The Fellowship of the Ring
Book II, Chapter 9
Summary — The Great River
For several days, the Company passes swiftly down the Anduin without incident. The landscape, especially on the eastern bank facing Mordor, gets more and more barren and foreboding. One night, Sam thinks he sees two pale eyes shining out of a log floating nearby, which seems to be heading straight for Gimli’s boat. Sam mentions this observation to Frodo, who puts it together with the pattering noises in Moria and the strange creature in Lórien, and suspects that Gollum himself has been following them. The next night, Frodo keeps watch, and, as expected, he sees a dark shape swim up close to the boats. The hobbit draws his sword and the shape disappears. Aragorn confirms Frodo’s suspicions and says that he, too, has seen Gollum, and has even tried, unsuccessfully, to catch him.
The next day, the Company paddles more swiftly, fearful that their tracker will inform the Enemy of their whereabouts. Indeed, when they find themselves suddenly in the rapids of Sarn Gebir, they are forced to turn around and make for the shore with Orc arrows whistling over their heads. Just as the Company reaches the shore, a dark shape in the sky comes speeding up from the south, filling the Company with terror. Frodo suddenly feels the pain of the old wound in his shoulder. Legolas grabs his new bow, lets fly an arrow, and sends the flying form crashing down on the other side of the river. They hear no more from the Orcs that night. Frodo refuses to say to the others what he thinks the flying shape might have been.
The next morning, though Boromir tries mightily to convince the Company to make for Minas Tirith, they decide to push on further along the river. To get past a set of rapids, they use an old portage road to carry the boats and gear to where the river runs smooth again. The current takes them swiftly onward to the Gates of Argonath, a narrow passage between two immense cliffs, guarded by two gigantic statues—likenesses of Aragorn’s ancestors Isildur and Anárion. The Gates mark the ancient northern border of the realm of Gondor, one of the realms of Men. Passing through Argonath, the Company comes to the three great hills before the Falls of Rauros—Amon Lhaw on the east, Tol Brandir in the midst of the river, and Amon Hen on the west. They draw up the boats at the foot of Amon Hen, as they can go no further on the river. They must now, at last, choose to go either west to Minas Tirith or east to Mordor.
As the first stage of the Ring’s journey winds down, it is worth pausing to note how exactly Tolkien has brought the Company this far. There is, of course, plenty of action, many songs, and a great deal of recounted history, but much of the novel simply consists of descriptions of the Company walking through countryside. Tolkien’s eye for scenery, and his talent for making that scenery reflect mood, make the natural environment almost another character in itself, whether it is the sleepy Shire, the enchanted Lothlórien, or the bleak Brown Lands. In the case of Old Man Willow or the pass of Caradhras, the natural world actually does become a character. Each land through which the Company passes has its own topography and its own flora and fauna. Indeed, though some might find Tolkien’s characters a bit two-dimensional and his dialogue at times implausible with its mythic-biblical tone, the richness and fullness of the world surrounding the action make up for it.

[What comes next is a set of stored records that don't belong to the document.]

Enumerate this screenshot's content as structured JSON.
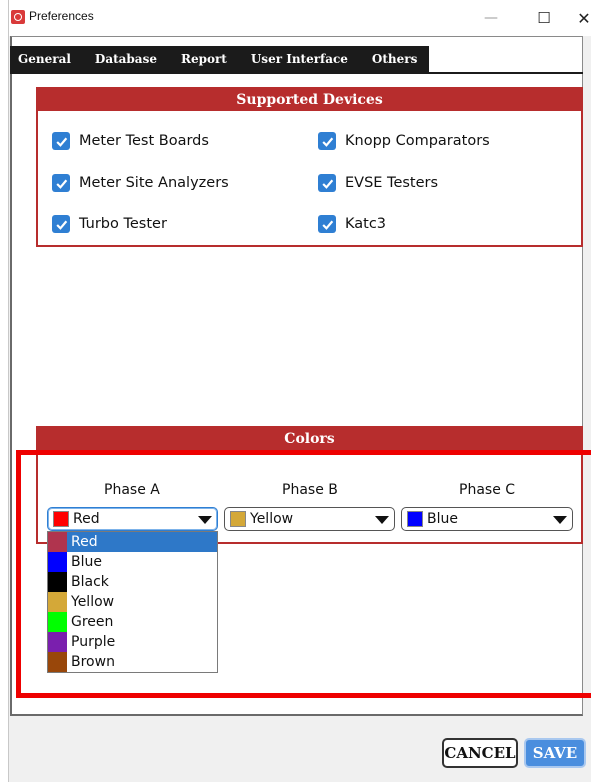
{
  "window": {
    "title": "Preferences",
    "minimize_glyph": "—",
    "maximize_glyph": "☐",
    "close_glyph": "✕"
  },
  "tabs": [
    {
      "label": "General",
      "active": true
    },
    {
      "label": "Database",
      "active": false
    },
    {
      "label": "Report",
      "active": false
    },
    {
      "label": "User Interface",
      "active": false
    },
    {
      "label": "Others",
      "active": false
    }
  ],
  "devices": {
    "header": "Supported Devices",
    "items": [
      {
        "label": "Meter Test Boards",
        "checked": true
      },
      {
        "label": "Knopp Comparators",
        "checked": true
      },
      {
        "label": "Meter Site Analyzers",
        "checked": true
      },
      {
        "label": "EVSE Testers",
        "checked": true
      },
      {
        "label": "Turbo Tester",
        "checked": true
      },
      {
        "label": "Katc3",
        "checked": true
      }
    ]
  },
  "colors": {
    "header": "Colors",
    "phases": [
      {
        "label": "Phase A",
        "value": "Red",
        "swatch": "#ff0000"
      },
      {
        "label": "Phase B",
        "value": "Yellow",
        "swatch": "#d4a838"
      },
      {
        "label": "Phase C",
        "value": "Blue",
        "swatch": "#0000ff"
      }
    ],
    "options": [
      {
        "label": "Red",
        "swatch": "#b0344e",
        "selected": true
      },
      {
        "label": "Blue",
        "swatch": "#0000ff",
        "selected": false
      },
      {
        "label": "Black",
        "swatch": "#000000",
        "selected": false
      },
      {
        "label": "Yellow",
        "swatch": "#d4a838",
        "selected": false
      },
      {
        "label": "Green",
        "swatch": "#00ff00",
        "selected": false
      },
      {
        "label": "Purple",
        "swatch": "#7a1fae",
        "selected": false
      },
      {
        "label": "Brown",
        "swatch": "#99470a",
        "selected": false
      }
    ]
  },
  "buttons": {
    "cancel": "CANCEL",
    "save": "SAVE"
  },
  "theme": {
    "accent_red": "#b72d2d",
    "accent_blue": "#2f7fd3",
    "highlight": "#ee0000"
  }
}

In addition, such lush description allows Tolkien to demonstrate just how thoroughly he has thought out his realm of Middle-earth. If inclined, we can follow the trail of the Fellowship, from its seeds in the Shire to its dissolution at the foot of Amon Hen, on maps enclosed in the novel. Each river the party fords is there, as is each mountain range they cross. The maps add an aura of the arcane, giving us the feeling that we are poring over an ancient manuscript. They add to the sense that the novel is a record of a past age and place. At the same time, the maps serve a practical function, allowing us to follow the quest geographically and mark its progress toward Mordor, the final destination. Tolkien realizes the importance of providing this sort of bird’s-eye view for us: all along the way, first the hobbits and then the Fellowship stop at high places to mark their progress, whether in the Old Forest, at Weathertop, or on the tree-platform in Lothlórien. These vistas give us a sense of where the Fellowship is going, how far it has come, and an overall impression of direction and order in what might otherwise seem an incessant slog through unending terrain.
Gollum’s stalking of the group is one of the most notable examples of the constant anxiety the Fellowship experiences on the journey. Indeed, the various skirmishes with Barrow-wights and tentacled monsters certainly provide the Fellowship with a series of challenges and violent encounters. However, it could be argued that unceasing dread, rather than isolated bursts of incident, is more characteristic of the travelers’ everyday experience—and more of a drain on their energies. An unknown and unseen enemy is far more terrifying than one clearly viewed and recognized. Gollum, like the dark shapes of the Ringwraiths, is frightening more in his obscurity and elusiveness than in the actual harm he causes. He haunts and stalks rather than ambushes or attacks, so his threat is never-ending. Gollum’s pale, staring eyes and the ever-present patter of his footsteps in the distance symbolize the constant paranoia with which the Fellowship is forced to live in the name of safety.